For now, my colleagues and I have worked hard to make our learning from the Traction project available to everyone. We’ve created a new website to explain the process, filled with short films, downloadable resources and other materials. Among those is a book called Co-Creating Opera: Guidance from the Traction Project. This guide is not a dogma of what to do, but intended to suggest, propose, or make known, based on the experience of many people, what we consider important when starting a project with a community spirit.

A new Wiki holds the open-source software of Co-Creation Space and Co-Creation Stage that were used in the opera productions. The main Traction website will stay up as a repository for the dozens of academic and technical reports that have been produced during the three years. 

And the final public event of Traction will be held next Monday, 27 February 2023 at 15:00 (CET), at the Gran Teatre del Liceu in Barcelona. Attendees will be able to connect to this event online to follow the presentation. 
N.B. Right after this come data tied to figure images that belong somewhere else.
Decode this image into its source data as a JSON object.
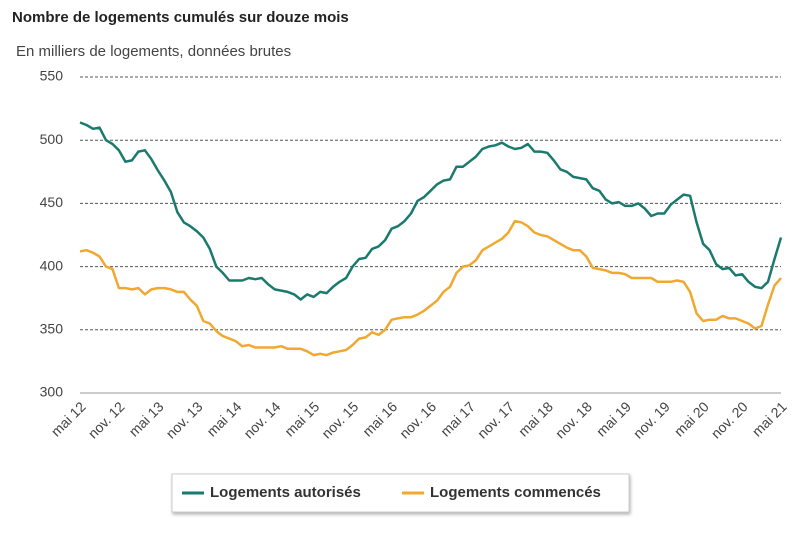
{
  "chart_data": {
    "type": "line",
    "title": "Nombre de logements cumulés sur douze mois",
    "subtitle": "En milliers de logements, données brutes",
    "categories": [
      "mai 12",
      null,
      null,
      null,
      null,
      null,
      "nov. 12",
      null,
      null,
      null,
      null,
      null,
      "mai 13",
      null,
      null,
      null,
      null,
      null,
      "nov. 13",
      null,
      null,
      null,
      null,
      null,
      "mai 14",
      null,
      null,
      null,
      null,
      null,
      "nov. 14",
      null,
      null,
      null,
      null,
      null,
      "mai 15",
      null,
      null,
      null,
      null,
      null,
      "nov. 15",
      null,
      null,
      null,
      null,
      null,
      "mai 16",
      null,
      null,
      null,
      null,
      null,
      "nov. 16",
      null,
      null,
      null,
      null,
      null,
      "mai 17",
      null,
      null,
      null,
      null,
      null,
      "nov. 17",
      null,
      null,
      null,
      null,
      null,
      "mai 18",
      null,
      null,
      null,
      null,
      null,
      "nov. 18",
      null,
      null,
      null,
      null,
      null,
      "mai 19",
      null,
      null,
      null,
      null,
      null,
      "nov. 19",
      null,
      null,
      null,
      null,
      null,
      "mai 20",
      null,
      null,
      null,
      null,
      null,
      "nov. 20",
      null,
      null,
      null,
      null,
      null,
      "mai 21"
    ],
    "series": [
      {
        "name": "Logements autorisés",
        "color": "#1a7a6e",
        "values": [
          514,
          512,
          509,
          510,
          500,
          497,
          492,
          483,
          484,
          491,
          492,
          485,
          476,
          468,
          459,
          443,
          435,
          432,
          428,
          423,
          414,
          400,
          395,
          389,
          389,
          389,
          391,
          390,
          391,
          386,
          382,
          381,
          380,
          378,
          374,
          378,
          376,
          380,
          379,
          384,
          388,
          391,
          400,
          406,
          407,
          414,
          416,
          421,
          430,
          432,
          436,
          442,
          452,
          455,
          460,
          465,
          468,
          469,
          479,
          479,
          483,
          487,
          493,
          495,
          496,
          498,
          495,
          493,
          494,
          497,
          491,
          491,
          490,
          484,
          477,
          475,
          471,
          470,
          469,
          462,
          460,
          453,
          450,
          451,
          448,
          448,
          450,
          446,
          440,
          442,
          442,
          449,
          453,
          457,
          456,
          435,
          418,
          413,
          402,
          398,
          399,
          393,
          394,
          388,
          384,
          383,
          388,
          406,
          423
        ]
      },
      {
        "name": "Logements commencés",
        "color": "#f0a830",
        "values": [
          412,
          413,
          411,
          408,
          400,
          398,
          383,
          383,
          382,
          383,
          378,
          382,
          383,
          383,
          382,
          380,
          380,
          374,
          369,
          357,
          355,
          349,
          345,
          343,
          341,
          337,
          338,
          336,
          336,
          336,
          336,
          337,
          335,
          335,
          335,
          333,
          330,
          331,
          330,
          332,
          333,
          334,
          338,
          343,
          344,
          348,
          346,
          350,
          358,
          359,
          360,
          360,
          362,
          365,
          369,
          373,
          380,
          384,
          395,
          400,
          401,
          405,
          413,
          416,
          419,
          422,
          427,
          436,
          435,
          432,
          427,
          425,
          424,
          421,
          418,
          415,
          413,
          413,
          408,
          399,
          398,
          397,
          395,
          395,
          394,
          391,
          391,
          391,
          391,
          388,
          388,
          388,
          389,
          388,
          380,
          363,
          357,
          358,
          358,
          361,
          359,
          359,
          357,
          355,
          351,
          353,
          370,
          385,
          391
        ]
      }
    ],
    "ylim": [
      300,
      550
    ],
    "yticks": [
      300,
      350,
      400,
      450,
      500,
      550
    ],
    "grid": true,
    "legend": "bottom"
  }
}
The session will last an hour and will consists of the following: 

  • Introduction by Valentí Oviedo, General Director of the Gran Teatre del Liceu 
  • Intervention by Mikel Zorrilla, Traction Project Leader and representative of the technological partner Vicomtech. 
  • Online intervention by François Matarasso, Social and Artistic Coordinator of the Traction project. 
  • Intervention by Irene Calvís, representative of the Liceu within the Traction project and Head of the LiceuApropa social programme. 
  • Intervention of Quimsaina Powers-Fernández, singer from the La gata perduda choir. 
  • Question and answer session with the connected attendees. 
  • Performance by 6 members of the La gata perduda choir. 

Traction focused on how opera can become more socially inclusive and connected to diverse communities. Co-creation­—which we define as the result of professional and non-professional artists working together on an equal basis—was at the heart of the project. Innovative digital technology was also used both to support that process and in the performances.  

The results—completely new operas staged in Barcelona, Leiria and Lisbon, as well as the world’s first VR community opera in Ireland—have exceeded our expectations, socially and artistically. The book and website offer pathways for others to explore, not only in opera, but across the performing arts and more widely. Opera is an extraordinary art that has thrived through constant renewal. We see co-creation as another step in that process.